Cearense é finalista do Festival Toca, concurso nacional de música brasileira

Luciano Raulino disputa com grandes nomes, a exemplo de Zélia Duncan e Francis Hime. A composição dele, "Achegar", trata do processo de amadurecimento vivido pelo artista

Esta é uma imagem de Luciano Raulino
Legenda: Luciano Raulino está entre os 13 finalistas do Festival Toca
Foto: Arquivo Pessoal

O cearense Luciano Raulino está entre os 13 finalistas do Festival Toca, concurso nacional de música brasileira que, neste ano, homenageia o compositor Aldir Blanc. O músico, de 20 anos, está participando com a canção “Achegar”, e disputa a premiação com composições de grandes nomes da cena nacional, como Zélia Duncan e Francis Hime

Nesta última fase do concurso serão escolhidas três músicas vencedoras, com voto da comissão julgadora e também do público geral. O festival segue com votação aberta até às 23h59 do dia 10 de agosto. Cada pessoa poderá votar apenas uma vez. 

A música “Achegar” aborda um processo de amadurecimento vivenciado por Luciano quando ele tinha 18 anos. “Foi um momento de mudanças pra mim, porque eu estava nesse período de decisão do que eu faria na universidade e na vida mesmo. Essa música também conta uma história de um coração viajante, que não para muito em um canto. Por isso que fala assim para se achegar né, porque mesmo um coração que está sempre indo por aí pelos cantos e vivendo tantas coisas, em algum momento ele aporta e ocupa seu lugar e se achega”, detalha.

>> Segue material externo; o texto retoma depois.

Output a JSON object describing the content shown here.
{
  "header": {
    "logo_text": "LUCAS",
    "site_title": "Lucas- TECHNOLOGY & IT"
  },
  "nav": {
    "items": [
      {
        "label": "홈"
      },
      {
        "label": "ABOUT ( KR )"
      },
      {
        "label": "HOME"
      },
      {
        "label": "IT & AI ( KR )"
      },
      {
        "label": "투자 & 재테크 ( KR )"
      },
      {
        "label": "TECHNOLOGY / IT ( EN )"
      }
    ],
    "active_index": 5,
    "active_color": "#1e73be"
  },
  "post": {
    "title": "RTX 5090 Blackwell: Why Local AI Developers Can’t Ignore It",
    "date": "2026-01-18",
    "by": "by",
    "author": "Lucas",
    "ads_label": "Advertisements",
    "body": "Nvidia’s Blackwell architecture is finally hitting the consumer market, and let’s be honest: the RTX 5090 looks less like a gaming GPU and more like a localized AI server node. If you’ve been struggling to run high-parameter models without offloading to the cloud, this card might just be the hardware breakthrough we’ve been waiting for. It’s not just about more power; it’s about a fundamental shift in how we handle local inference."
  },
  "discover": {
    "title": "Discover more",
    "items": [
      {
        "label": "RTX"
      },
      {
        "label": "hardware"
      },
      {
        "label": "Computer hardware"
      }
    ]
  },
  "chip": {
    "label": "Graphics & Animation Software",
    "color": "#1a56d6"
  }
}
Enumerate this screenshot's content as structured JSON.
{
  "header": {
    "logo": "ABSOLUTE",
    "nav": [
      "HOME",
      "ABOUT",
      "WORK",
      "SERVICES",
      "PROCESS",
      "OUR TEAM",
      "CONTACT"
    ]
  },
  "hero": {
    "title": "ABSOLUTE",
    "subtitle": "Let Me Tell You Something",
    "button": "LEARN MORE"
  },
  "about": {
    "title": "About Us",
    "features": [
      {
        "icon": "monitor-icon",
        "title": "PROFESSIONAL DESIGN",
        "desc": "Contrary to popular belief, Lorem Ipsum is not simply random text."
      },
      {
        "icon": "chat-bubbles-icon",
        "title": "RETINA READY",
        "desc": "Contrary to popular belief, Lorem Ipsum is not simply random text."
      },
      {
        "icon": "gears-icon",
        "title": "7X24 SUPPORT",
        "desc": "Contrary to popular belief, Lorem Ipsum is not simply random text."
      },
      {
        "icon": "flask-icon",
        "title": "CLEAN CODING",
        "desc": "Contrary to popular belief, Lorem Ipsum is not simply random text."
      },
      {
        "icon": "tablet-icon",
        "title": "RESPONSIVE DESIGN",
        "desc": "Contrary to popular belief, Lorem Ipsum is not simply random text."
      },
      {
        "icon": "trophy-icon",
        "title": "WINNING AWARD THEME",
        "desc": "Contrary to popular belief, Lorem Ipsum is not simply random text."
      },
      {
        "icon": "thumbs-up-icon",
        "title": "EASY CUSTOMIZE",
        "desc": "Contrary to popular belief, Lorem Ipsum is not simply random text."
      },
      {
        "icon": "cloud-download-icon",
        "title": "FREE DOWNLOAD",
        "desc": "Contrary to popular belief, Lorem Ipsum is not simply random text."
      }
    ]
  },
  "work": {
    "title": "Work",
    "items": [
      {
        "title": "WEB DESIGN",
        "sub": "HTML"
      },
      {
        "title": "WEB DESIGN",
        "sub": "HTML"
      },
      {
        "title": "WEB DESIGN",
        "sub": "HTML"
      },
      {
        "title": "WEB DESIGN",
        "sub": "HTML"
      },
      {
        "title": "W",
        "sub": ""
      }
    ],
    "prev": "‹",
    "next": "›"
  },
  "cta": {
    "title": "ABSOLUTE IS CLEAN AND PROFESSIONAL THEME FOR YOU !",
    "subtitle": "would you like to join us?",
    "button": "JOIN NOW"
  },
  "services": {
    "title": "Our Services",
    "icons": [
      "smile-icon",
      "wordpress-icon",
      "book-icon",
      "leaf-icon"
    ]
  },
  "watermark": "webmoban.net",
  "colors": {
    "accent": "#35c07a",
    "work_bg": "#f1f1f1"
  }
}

Luciano conta que se inscreveu no Festival Toca de forma despretensiosa, por meio da sugestão de um colega, e só soube da dimensão do concurso posteriormente. “Um amigo me mandou o link para inscrição, sendo que nesse período de isolamento, surgiram vários festivais, então eu fui me inscrevendo em alguns para ver se dava certo. Quando eu vi o Festival Toca, que era em homenagem ao Aldir Blanc, achei legal, mas não tinha essa noção de que era um festival nacional, que tinha esses artistas de peso trabalhando nele também”, afirma.

O músico explica que está sendo uma experiência muito alegre ver seu trabalho ao lado de composições de nomes que já estão no cenário da música brasileira há algum tempo. Além de Zélia Duncan, Luciano conta que já admirava as canções de Lívia Mattos, Marcelo Portela e Thati Dias, que também estão entre os finalistas do Festival Toca. 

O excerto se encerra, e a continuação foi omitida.